When my brother Peter took ill with schizophrenia, my father never gave up on him and devoted his retirement years to him and my mother, who became seriously ill with Rheumatoid arthritis. At seventy-seven he buried my mother, and then at eighty-seven, he witnessed his son, my brother die a horrible death. It was too much for him.
My father went with me to pick up my brother’s ashes from the funeral home. As I drove home with Peter’s remains resting in a cardboard box in the back of my car, I looked over at my dad sitting in the passenger seat. He was shorn of optimism, and his grief had jagged shards of acrimony in it that were as sharp as broken glass.
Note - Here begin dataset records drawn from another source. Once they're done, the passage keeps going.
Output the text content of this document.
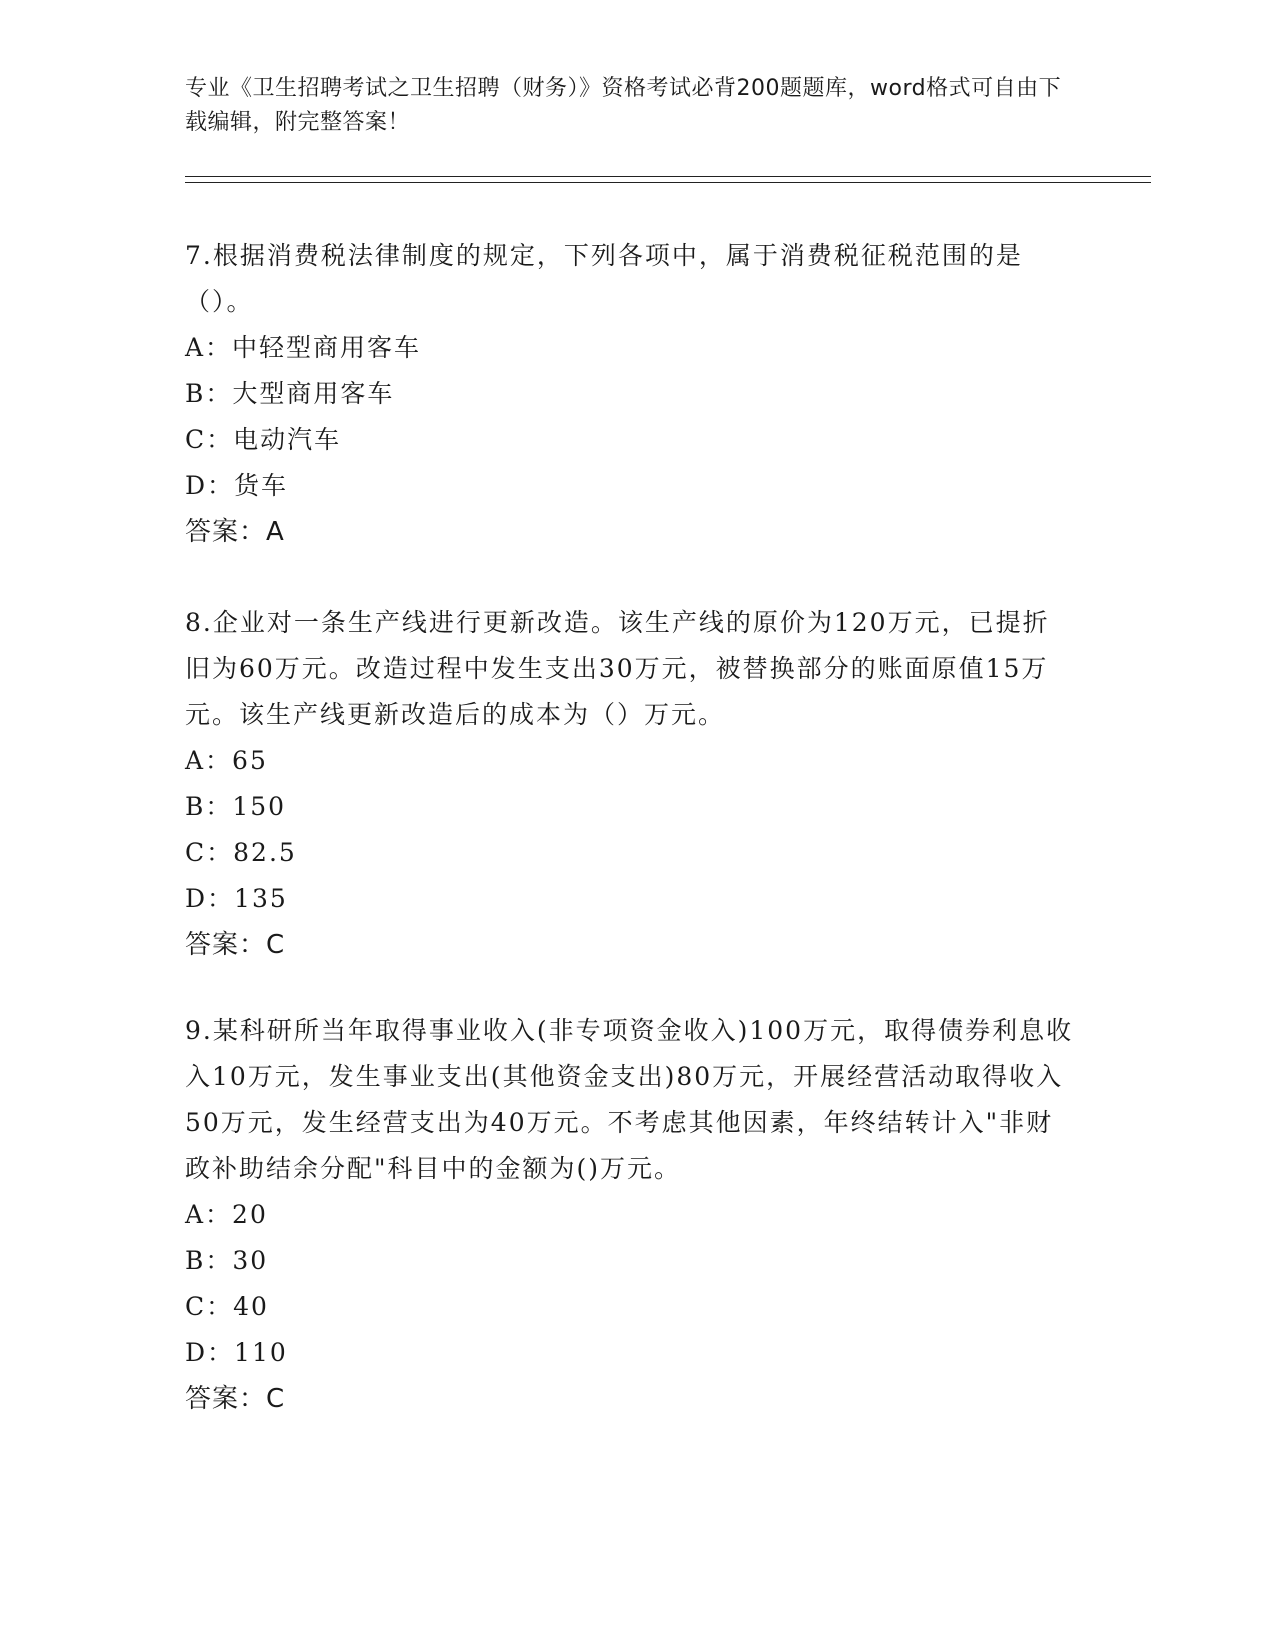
专业《卫生招聘考试之卫生招聘（财务）》资格考试必背200题题库，word格式可自由下载编辑，附完整答案！

7.根据消费税法律制度的规定，下列各项中，属于消费税征税范围的是（）。

A：中轻型商用客车

B：大型商用客车

C：电动汽车

D：货车

答案：A

8.企业对一条生产线进行更新改造。该生产线的原价为120万元，已提折旧为60万元。改造过程中发生支出30万元，被替换部分的账面原值15万元。该生产线更新改造后的成本为（）万元。

A：65

B：150

C：82.5

D：135

答案：C

9.某科研所当年取得事业收入(非专项资金收入)100万元，取得债券利息收入10万元，发生事业支出(其他资金支出)80万元，开展经营活动取得收入50万元，发生经营支出为40万元。不考虑其他因素，年终结转计入"非财政补助结余分配"科目中的金额为()万元。

A：20

B：30

C：40

D：110

答案：C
People around me said, “your dad will die soon because his heart is broken.” But I did not want him to die defeated by life and abandoned by it. During that first year after Peter's death, I realised trauma travels through the generations with the same persistence as DNA gives us the same nose or smile of a grandparent. Destiny shackled me to my dad's trauma because a father abandoned in 1931 still coded the interactions of his progeny 78 years after those tragic events transpired. My dad was in torment as an old man because my brother's death triggered memories of his dad being abandoned by his family all those years ago. He also believed he had abandoned Peter by not preventing his death. I had to do something. That something was the last nine years of my dad's life and the Harry's Last Stand Project. We are all interconnected with those we love, even those long dead. Our duty of care is to keep people feeling loved, valuable and needed. If we do that, we can beat the entitled class and return to a better way of living.